Дел у византийца было невпроворот — и налаживать контакты своей церковной иерархии с местной, и устанавливать контакты с органами полиции и правопорядка, готовя страну к скорейшему восстановлению крепостного права с возвратом к формам эффективного рабовладения, и к репрессиям в отношении мусульман всех разновидностей, и к дипломатическим вопросам, и к зачистке остающихся сторонников прежней династии, и к восстановлению в стране правил византийского наследования, и к оборудованию порфировой комнаты…

А на дворе была полночь, день дефтера плавно перетекал в день трити, именно так и подумал по-гречески Ласкарис, отчаянно уставший от русского языка, или, чтобы понятнее было, перетекал день уторак в сриеду, день лунеди в мартеди, именно так сказали бы в Тристецце, хотя как там еще как-то по-истрорумынски было бы, он не помнил, тем более что это диалект очень сложный, и все это сейчас, когда Кремль лежал у его ног и предстояло бороться за процветание обновленной страны с восстановленной династией во главе, какое ему было дело до наречия, на котором говорит три сотни человек?

Зря будущий император не вспомнил о том, что своими руками угробил нынче куда больше трех сотен. Но он, как и любой простой наркобарон, полагал, что не надо трогать проблему, пока она тебя не трогает. Ему всего лишь хотелось спать в последний день метагейтниона, тьфу, надо переходить на российский календарь, восьмого месяца, проще сказать — августа.

Но это было в тот день, а сегодня на дворе стояло уже пятое сентября, первая неделя осеннего Симеона Столпника, и задолго до рассвета в небесах воссияло созвездие Северной Короны, иначе — аль-Факка, а в нем — звезда Гемма. Возможно, это была звезда Ласкариса. Но кто его знает, это ведь звезда хоть яркая, но двойная и, заметим, что очень важно — это звезда затменная.

И опять-таки напомним, что было холодно, сыро и все еще пыльно.

Оборотни и прочие сверхъестественные существа теснились в палатах дьяка Выродкова под Никольской башней. Набилось их сюда раз в пять более обычного — никому не хотелось шататься по разгромленному городу и попадаться под горячую руку. Отсутствовал разве что Барфи, который сидел тише мыши при исламском штабе вне Москвы, поскольку мусульманская война разразилась у Касимова, и ее подробности стали известны позже.

Многие ели. На этот раз Катерина Вовкодав, разделившись на четыре тела, кухарила: две ее части сосредоточенно следили за гречневой кашей в огромных кастрюлях, две — кашу по столам разносили. Один из двух престарелых Абрамовых мыл миски в корыте, другой, как обычно, сидел за столом дьяка и тихо чесал языком. Дьяк печально не знал куда руки деть, орехов ему никто не принес, не до того было, да и не всем они были разрешены; из безвредного и доступного у оборотней имелась только гречневая каша, по счастью, крупы в запасах Арсенала хранилось на годы, а вода была в колодце под Арсенальной башней.

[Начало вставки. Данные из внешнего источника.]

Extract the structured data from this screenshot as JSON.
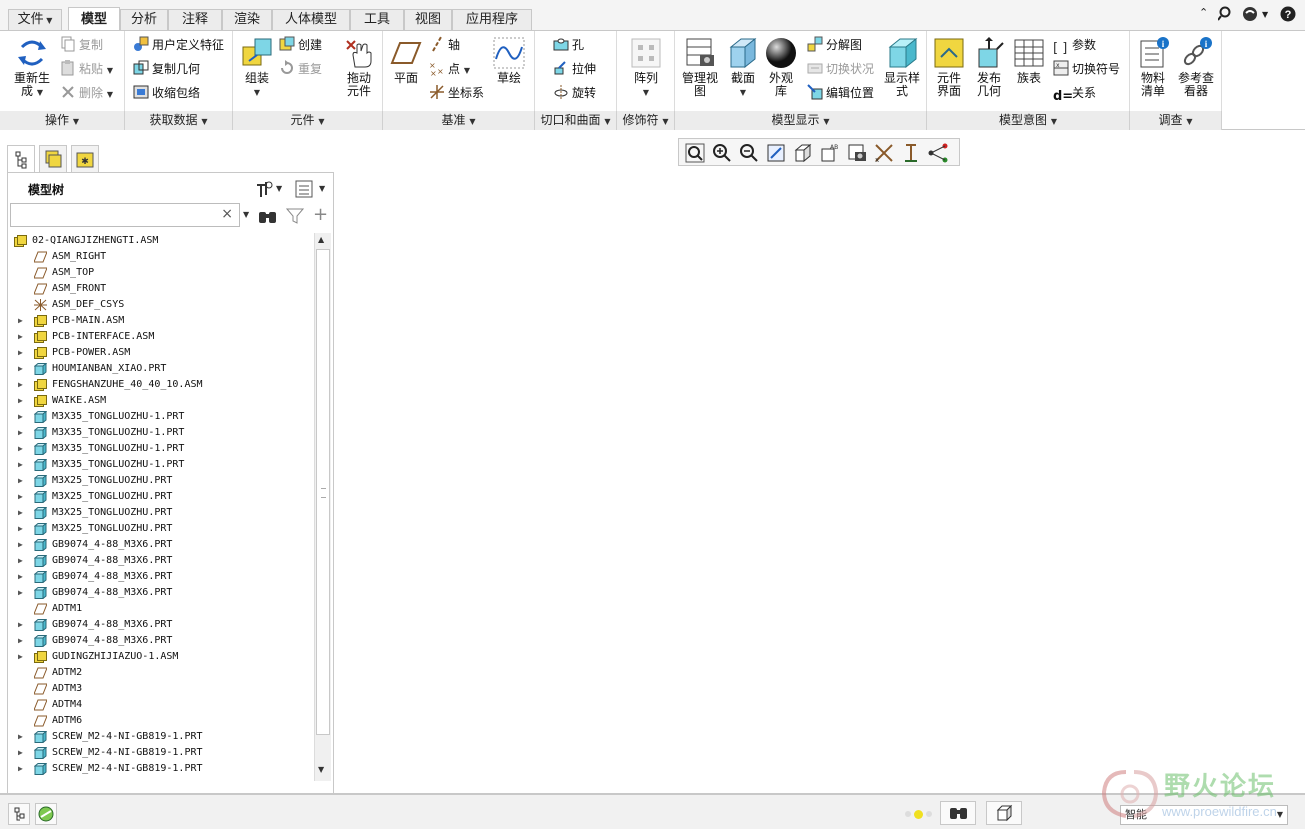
{
  "tabs": [
    "文件",
    "模型",
    "分析",
    "注释",
    "渲染",
    "人体模型",
    "工具",
    "视图",
    "应用程序"
  ],
  "ribbon": {
    "operations": {
      "regen": "重新生成",
      "copy": "复制",
      "paste": "粘贴",
      "delete": "删除",
      "label": "操作"
    },
    "getdata": {
      "udf": "用户定义特征",
      "copygeom": "复制几何",
      "shrinkwrap": "收缩包络",
      "label": "获取数据"
    },
    "component": {
      "assemble": "组装",
      "create": "创建",
      "repeat": "重复",
      "drag": "拖动元件",
      "label": "元件"
    },
    "datum": {
      "plane": "平面",
      "axis": "轴",
      "point": "点",
      "csys": "坐标系",
      "sketch": "草绘",
      "label": "基准"
    },
    "cut": {
      "hole": "孔",
      "extrude": "拉伸",
      "revolve": "旋转",
      "label": "切口和曲面"
    },
    "modifiers": {
      "pattern": "阵列",
      "label": "修饰符"
    },
    "display": {
      "manageview": "管理视图",
      "section": "截面",
      "appearance": "外观库",
      "explode": "分解图",
      "toggle": "切换状况",
      "editpos": "编辑位置",
      "dispstyle": "显示样式",
      "label": "模型显示"
    },
    "intent": {
      "compinterface": "元件界面",
      "pubgeom": "发布几何",
      "family": "族表",
      "params": "参数",
      "switchsym": "切换符号",
      "relations": "关系",
      "label": "模型意图"
    },
    "investigate": {
      "bom": "物料清单",
      "refviewer": "参考查看器",
      "label": "调查"
    }
  },
  "panel": {
    "title": "模型树",
    "search_placeholder": ""
  },
  "tree": [
    {
      "label": "02-QIANGJIZHENGTI.ASM",
      "type": "asm",
      "expandable": false,
      "root": true
    },
    {
      "label": "ASM_RIGHT",
      "type": "datum",
      "expandable": false
    },
    {
      "label": "ASM_TOP",
      "type": "datum",
      "expandable": false
    },
    {
      "label": "ASM_FRONT",
      "type": "datum",
      "expandable": false
    },
    {
      "label": "ASM_DEF_CSYS",
      "type": "csys",
      "expandable": false
    },
    {
      "label": "PCB-MAIN.ASM",
      "type": "asm",
      "expandable": true
    },
    {
      "label": "PCB-INTERFACE.ASM",
      "type": "asm",
      "expandable": true
    },
    {
      "label": "PCB-POWER.ASM",
      "type": "asm",
      "expandable": true
    },
    {
      "label": "HOUMIANBAN_XIAO.PRT",
      "type": "prt",
      "expandable": true
    },
    {
      "label": "FENGSHANZUHE_40_40_10.ASM",
      "type": "asm",
      "expandable": true
    },
    {
      "label": "WAIKE.ASM",
      "type": "asm",
      "expandable": true
    },
    {
      "label": "M3X35_TONGLUOZHU-1.PRT",
      "type": "prt",
      "expandable": true
    },
    {
      "label": "M3X35_TONGLUOZHU-1.PRT",
      "type": "prt",
      "expandable": true
    },
    {
      "label": "M3X35_TONGLUOZHU-1.PRT",
      "type": "prt",
      "expandable": true
    },
    {
      "label": "M3X35_TONGLUOZHU-1.PRT",
      "type": "prt",
      "expandable": true
    },
    {
      "label": "M3X25_TONGLUOZHU.PRT",
      "type": "prt",
      "expandable": true
    },
    {
      "label": "M3X25_TONGLUOZHU.PRT",
      "type": "prt",
      "expandable": true
    },
    {
      "label": "M3X25_TONGLUOZHU.PRT",
      "type": "prt",
      "expandable": true
    },
    {
      "label": "M3X25_TONGLUOZHU.PRT",
      "type": "prt",
      "expandable": true
    },
    {
      "label": "GB9074_4-88_M3X6.PRT",
      "type": "prt",
      "expandable": true
    },
    {
      "label": "GB9074_4-88_M3X6.PRT",
      "type": "prt",
      "expandable": true
    },
    {
      "label": "GB9074_4-88_M3X6.PRT",
      "type": "prt",
      "expandable": true
    },
    {
      "label": "GB9074_4-88_M3X6.PRT",
      "type": "prt",
      "expandable": true
    },
    {
      "label": "ADTM1",
      "type": "datum",
      "expandable": false
    },
    {
      "label": "GB9074_4-88_M3X6.PRT",
      "type": "prt",
      "expandable": true
    },
    {
      "label": "GB9074_4-88_M3X6.PRT",
      "type": "prt",
      "expandable": true
    },
    {
      "label": "GUDINGZHIJIAZUO-1.ASM",
      "type": "asm",
      "expandable": true
    },
    {
      "label": "ADTM2",
      "type": "datum",
      "expandable": false
    },
    {
      "label": "ADTM3",
      "type": "datum",
      "expandable": false
    },
    {
      "label": "ADTM4",
      "type": "datum",
      "expandable": false
    },
    {
      "label": "ADTM6",
      "type": "datum",
      "expandable": false
    },
    {
      "label": "SCREW_M2-4-NI-GB819-1.PRT",
      "type": "prt",
      "expandable": true
    },
    {
      "label": "SCREW_M2-4-NI-GB819-1.PRT",
      "type": "prt",
      "expandable": true
    },
    {
      "label": "SCREW_M2-4-NI-GB819-1.PRT",
      "type": "prt",
      "expandable": true
    }
  ],
  "status": {
    "filter": "智能"
  },
  "watermark": {
    "brand": "野火论坛",
    "url": "www.proewildfire.cn"
  },
  "colors": {
    "asm": "#f0d640",
    "prt": "#7ed6e6",
    "datum": "#8a5a2a",
    "accent": "#1a73c8"
  }
}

Грустно бездельничал, подпирая стену, поделившийся на дюжину покрытых синяками тел Дмитрий. Ему до восстановления требовалось еще недели три. Такой неудачи, как в этот раз, за ним не помнил никто. Поскольку до вызова с Сахалина ни Ёсикавы Кадзицу, ни Рафаэля Монжуа дело так и не дошло, других множителей в помещении не было и быть не могло, да больше бы сюда и не поместилось. Целую лавку занимал широкой тушей почти выздоровевший Тархан, грустящий лишь оттого, что не может проесть и пропить выплаченные ему чертоваром сто восемьдесят золотых. Виртуоз-провокатор Роман, удобства ради вернув себе волчью голову, единственный из всех кашей побрезговал и глодал огромную кость неизвестного происхождения. От него отворачивались, делая вид, что это его личное дело, на самом же деле ему завидовали, для большинства такая косточка кончилась бы печально.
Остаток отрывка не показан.